To your intense dismay, you call your web developer in hysteria and you start hearing words like “cross browser compatibility”. You both speak the same language, but you have no clue what your web developer is referring to. So you quickly turn to your favorite browser; Internet Explorer (unfortunate for you) and start typing – “what is cross browser compatibility?” – and this is your search result:
What that means in simply terms is that your website should have the capabilities and flexibilities to function properly on different web browsers.
Cross Browser Compatibility Explained
There are variety of browsers we use today. The five most popular browsers used in the United States are Google Chrome, Safari, Mozilla Firefox, Opera and Internet Explorer. These different browsers are developed by different companies. These browsers render the text written using HTML format, and then display the content in a webpage. Every browser’s text mode translation characteristics are different, which is the basic cause of the main differences between browsers. While there are stand rules for scripting HTML code, the translation or rendering is the source of the differences.
In addition to the browser differences, a web developer must also take into account the type of device the online surfer is using such as a PC and if the operating system is Mac, Windows or Linux. Each platform will render webpages slightly differently. Web developers should make sure that the website is compatible with each browser on all the varieties of operation systems for ideal responsive web design results.

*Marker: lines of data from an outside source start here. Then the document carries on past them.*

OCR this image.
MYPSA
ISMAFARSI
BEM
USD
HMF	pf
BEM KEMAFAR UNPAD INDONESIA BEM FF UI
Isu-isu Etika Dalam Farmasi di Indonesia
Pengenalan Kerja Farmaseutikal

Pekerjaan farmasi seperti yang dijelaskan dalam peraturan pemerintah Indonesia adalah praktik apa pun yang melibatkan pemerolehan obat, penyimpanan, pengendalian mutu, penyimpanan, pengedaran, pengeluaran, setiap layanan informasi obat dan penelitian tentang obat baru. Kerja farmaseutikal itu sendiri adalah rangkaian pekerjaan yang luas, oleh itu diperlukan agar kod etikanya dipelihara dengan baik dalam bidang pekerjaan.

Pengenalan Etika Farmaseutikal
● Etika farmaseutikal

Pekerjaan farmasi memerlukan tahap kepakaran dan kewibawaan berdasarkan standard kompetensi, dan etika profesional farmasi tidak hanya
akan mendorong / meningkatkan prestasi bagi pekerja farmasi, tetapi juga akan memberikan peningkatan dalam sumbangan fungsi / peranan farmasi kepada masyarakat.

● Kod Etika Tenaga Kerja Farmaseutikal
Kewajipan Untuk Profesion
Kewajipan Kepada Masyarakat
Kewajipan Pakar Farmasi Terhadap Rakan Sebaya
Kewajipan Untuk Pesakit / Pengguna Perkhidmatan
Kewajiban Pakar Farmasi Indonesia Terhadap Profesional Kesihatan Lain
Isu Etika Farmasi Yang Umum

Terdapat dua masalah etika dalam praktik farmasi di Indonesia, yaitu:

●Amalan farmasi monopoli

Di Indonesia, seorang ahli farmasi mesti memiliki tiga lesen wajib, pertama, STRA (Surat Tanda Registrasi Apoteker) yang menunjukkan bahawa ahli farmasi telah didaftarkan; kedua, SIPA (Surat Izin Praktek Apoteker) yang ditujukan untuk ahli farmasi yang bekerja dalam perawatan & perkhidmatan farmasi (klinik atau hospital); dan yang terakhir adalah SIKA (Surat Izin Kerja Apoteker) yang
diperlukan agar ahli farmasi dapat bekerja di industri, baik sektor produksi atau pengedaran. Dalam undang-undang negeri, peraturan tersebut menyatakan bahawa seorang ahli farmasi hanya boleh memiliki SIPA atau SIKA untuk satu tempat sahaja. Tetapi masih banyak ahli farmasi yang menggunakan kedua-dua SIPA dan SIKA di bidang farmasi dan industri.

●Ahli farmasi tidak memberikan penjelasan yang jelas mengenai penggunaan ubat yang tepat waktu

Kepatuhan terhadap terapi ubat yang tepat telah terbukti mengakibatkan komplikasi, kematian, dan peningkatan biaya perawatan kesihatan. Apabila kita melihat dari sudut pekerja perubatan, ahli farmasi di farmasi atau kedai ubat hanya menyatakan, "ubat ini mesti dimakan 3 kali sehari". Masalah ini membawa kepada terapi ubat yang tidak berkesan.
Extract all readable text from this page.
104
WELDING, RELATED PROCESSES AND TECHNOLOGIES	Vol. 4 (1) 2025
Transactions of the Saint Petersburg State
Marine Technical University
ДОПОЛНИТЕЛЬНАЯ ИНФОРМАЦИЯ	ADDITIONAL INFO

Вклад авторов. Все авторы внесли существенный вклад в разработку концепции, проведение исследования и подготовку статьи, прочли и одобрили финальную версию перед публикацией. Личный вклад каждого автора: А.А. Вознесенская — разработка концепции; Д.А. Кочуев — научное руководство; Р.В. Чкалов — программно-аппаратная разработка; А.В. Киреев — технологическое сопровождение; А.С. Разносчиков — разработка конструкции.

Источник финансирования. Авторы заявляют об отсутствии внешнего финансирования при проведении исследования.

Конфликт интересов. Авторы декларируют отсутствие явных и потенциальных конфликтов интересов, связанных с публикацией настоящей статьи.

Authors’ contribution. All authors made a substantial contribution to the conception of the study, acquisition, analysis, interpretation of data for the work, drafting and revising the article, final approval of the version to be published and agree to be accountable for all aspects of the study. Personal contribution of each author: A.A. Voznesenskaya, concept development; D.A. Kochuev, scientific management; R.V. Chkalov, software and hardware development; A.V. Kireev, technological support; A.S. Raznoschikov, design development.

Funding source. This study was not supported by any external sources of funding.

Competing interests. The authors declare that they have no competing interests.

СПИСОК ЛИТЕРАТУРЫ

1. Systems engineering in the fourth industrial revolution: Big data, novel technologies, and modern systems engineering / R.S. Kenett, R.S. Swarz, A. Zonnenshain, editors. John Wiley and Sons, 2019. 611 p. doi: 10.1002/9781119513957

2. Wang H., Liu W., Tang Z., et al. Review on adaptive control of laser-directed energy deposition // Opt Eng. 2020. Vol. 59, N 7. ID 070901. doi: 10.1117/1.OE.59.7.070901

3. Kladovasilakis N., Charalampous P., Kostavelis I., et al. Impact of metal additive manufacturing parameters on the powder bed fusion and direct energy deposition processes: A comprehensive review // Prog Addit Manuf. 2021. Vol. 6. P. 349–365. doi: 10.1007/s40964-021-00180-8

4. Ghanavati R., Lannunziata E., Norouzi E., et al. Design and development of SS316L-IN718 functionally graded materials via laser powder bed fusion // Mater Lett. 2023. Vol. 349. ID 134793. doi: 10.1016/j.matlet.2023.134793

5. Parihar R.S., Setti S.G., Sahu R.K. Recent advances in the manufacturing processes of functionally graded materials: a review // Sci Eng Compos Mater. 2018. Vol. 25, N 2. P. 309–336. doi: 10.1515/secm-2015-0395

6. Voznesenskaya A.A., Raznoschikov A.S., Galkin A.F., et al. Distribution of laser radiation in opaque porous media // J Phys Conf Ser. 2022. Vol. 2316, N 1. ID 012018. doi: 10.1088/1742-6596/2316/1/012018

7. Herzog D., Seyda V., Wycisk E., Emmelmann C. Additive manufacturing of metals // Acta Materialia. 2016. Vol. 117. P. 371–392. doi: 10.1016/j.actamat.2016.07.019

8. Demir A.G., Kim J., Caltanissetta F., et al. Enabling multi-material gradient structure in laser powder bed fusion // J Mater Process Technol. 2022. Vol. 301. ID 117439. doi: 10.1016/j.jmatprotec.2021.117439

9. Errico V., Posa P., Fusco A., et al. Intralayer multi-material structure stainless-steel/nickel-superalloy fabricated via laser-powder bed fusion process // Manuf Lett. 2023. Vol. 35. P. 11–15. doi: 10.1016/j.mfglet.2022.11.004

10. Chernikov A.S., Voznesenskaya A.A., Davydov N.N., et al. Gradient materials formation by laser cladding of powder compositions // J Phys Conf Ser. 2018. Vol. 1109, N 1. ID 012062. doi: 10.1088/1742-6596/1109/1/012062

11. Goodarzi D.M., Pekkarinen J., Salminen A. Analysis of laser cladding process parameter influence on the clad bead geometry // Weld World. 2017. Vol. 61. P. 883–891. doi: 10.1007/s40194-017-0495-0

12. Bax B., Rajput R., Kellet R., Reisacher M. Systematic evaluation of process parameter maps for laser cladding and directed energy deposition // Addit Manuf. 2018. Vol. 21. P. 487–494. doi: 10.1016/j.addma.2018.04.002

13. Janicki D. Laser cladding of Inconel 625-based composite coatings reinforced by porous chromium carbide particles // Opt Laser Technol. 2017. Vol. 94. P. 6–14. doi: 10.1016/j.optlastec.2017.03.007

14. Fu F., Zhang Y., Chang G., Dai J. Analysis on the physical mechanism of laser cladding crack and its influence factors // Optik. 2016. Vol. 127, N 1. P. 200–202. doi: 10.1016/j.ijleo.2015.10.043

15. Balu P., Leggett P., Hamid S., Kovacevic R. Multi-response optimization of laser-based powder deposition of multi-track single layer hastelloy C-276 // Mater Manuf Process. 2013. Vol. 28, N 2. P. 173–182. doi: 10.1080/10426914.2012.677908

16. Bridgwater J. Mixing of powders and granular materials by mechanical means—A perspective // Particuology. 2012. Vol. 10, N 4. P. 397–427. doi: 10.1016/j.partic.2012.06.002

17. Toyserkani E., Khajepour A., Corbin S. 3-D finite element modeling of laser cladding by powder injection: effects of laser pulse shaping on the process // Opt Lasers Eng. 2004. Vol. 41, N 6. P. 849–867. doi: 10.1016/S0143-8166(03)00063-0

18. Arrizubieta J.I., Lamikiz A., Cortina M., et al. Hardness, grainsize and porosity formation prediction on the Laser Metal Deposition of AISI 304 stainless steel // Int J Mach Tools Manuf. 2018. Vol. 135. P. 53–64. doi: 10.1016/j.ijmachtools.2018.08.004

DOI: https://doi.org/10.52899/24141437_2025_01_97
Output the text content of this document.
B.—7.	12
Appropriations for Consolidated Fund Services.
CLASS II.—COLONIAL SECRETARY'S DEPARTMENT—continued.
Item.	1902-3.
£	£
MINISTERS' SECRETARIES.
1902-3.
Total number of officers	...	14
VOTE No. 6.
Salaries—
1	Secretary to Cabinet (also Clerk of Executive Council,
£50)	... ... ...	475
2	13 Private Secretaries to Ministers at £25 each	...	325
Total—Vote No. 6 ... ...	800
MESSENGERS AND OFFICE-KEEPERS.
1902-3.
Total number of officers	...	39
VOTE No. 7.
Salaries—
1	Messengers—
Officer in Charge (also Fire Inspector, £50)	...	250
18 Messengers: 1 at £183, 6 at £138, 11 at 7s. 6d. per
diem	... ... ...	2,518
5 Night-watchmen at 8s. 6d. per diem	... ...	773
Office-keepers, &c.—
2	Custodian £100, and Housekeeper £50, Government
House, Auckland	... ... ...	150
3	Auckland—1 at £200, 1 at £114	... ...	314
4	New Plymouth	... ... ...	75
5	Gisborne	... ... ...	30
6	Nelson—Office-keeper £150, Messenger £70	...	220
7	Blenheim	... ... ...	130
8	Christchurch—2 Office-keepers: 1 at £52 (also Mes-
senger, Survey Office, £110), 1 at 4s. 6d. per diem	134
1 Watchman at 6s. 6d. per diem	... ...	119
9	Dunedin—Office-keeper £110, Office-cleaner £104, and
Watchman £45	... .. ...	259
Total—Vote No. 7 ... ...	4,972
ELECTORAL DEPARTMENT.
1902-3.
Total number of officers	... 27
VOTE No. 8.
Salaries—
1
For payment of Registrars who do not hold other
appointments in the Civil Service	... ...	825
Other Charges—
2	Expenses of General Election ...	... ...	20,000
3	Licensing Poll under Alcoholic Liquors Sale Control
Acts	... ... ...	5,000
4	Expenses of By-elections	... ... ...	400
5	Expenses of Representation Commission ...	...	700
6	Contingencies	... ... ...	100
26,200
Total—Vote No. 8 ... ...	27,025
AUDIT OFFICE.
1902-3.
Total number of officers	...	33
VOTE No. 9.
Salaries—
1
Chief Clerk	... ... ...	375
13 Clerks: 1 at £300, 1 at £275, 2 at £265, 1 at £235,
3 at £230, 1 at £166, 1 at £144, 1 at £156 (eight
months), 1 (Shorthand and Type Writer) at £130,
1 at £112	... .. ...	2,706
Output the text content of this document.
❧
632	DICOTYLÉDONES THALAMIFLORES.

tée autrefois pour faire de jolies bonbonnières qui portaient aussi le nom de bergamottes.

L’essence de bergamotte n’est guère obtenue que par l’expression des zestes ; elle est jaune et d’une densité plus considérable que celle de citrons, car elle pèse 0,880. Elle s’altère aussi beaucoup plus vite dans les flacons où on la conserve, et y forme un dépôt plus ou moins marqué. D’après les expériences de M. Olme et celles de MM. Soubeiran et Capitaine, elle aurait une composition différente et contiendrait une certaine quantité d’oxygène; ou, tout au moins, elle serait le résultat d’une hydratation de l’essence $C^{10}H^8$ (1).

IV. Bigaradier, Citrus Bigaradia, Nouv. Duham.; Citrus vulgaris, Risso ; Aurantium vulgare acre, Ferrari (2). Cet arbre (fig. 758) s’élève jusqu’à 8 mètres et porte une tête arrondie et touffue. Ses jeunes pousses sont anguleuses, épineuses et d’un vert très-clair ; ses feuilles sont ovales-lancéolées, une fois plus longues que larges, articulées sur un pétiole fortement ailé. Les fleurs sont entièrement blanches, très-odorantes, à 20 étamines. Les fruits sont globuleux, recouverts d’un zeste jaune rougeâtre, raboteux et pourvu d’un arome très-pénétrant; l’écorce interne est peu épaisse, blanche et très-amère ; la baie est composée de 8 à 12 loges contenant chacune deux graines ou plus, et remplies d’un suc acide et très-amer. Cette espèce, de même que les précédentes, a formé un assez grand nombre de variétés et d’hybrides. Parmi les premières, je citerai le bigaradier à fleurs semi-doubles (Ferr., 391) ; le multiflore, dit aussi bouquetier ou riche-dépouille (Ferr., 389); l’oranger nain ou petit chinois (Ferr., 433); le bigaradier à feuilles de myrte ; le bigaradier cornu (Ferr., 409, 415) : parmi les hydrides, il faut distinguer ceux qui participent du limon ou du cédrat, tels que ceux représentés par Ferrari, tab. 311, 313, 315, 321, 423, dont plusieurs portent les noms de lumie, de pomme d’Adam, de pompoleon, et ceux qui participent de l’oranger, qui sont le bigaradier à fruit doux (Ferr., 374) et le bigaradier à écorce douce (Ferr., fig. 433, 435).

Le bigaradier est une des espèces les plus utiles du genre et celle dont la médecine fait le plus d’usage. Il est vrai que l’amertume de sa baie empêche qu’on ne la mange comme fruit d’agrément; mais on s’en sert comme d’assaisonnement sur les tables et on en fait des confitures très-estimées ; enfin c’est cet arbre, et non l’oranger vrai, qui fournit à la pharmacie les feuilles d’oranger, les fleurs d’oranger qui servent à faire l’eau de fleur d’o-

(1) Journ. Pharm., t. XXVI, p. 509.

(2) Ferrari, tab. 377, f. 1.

Additionally, during website development, the differences in resolutions and screen sizes of the various computers must also be considered as these are also factors that will contribute to how a webpage is rendered.
Wrapping It Up
A website that has been tested over multiple browsers stands a better chance of uncovering discrepancies before the website goes live. Each browser interprets your website code in a slightly different manner, which means that it may appear differently to visitors using different browsers. Think of the end user first through the website design and development process. We would love to talk to you about your upcoming web design project or give you recommendations about your existing website. Contact us today at (858) 874-6528 or request a free website evaluation.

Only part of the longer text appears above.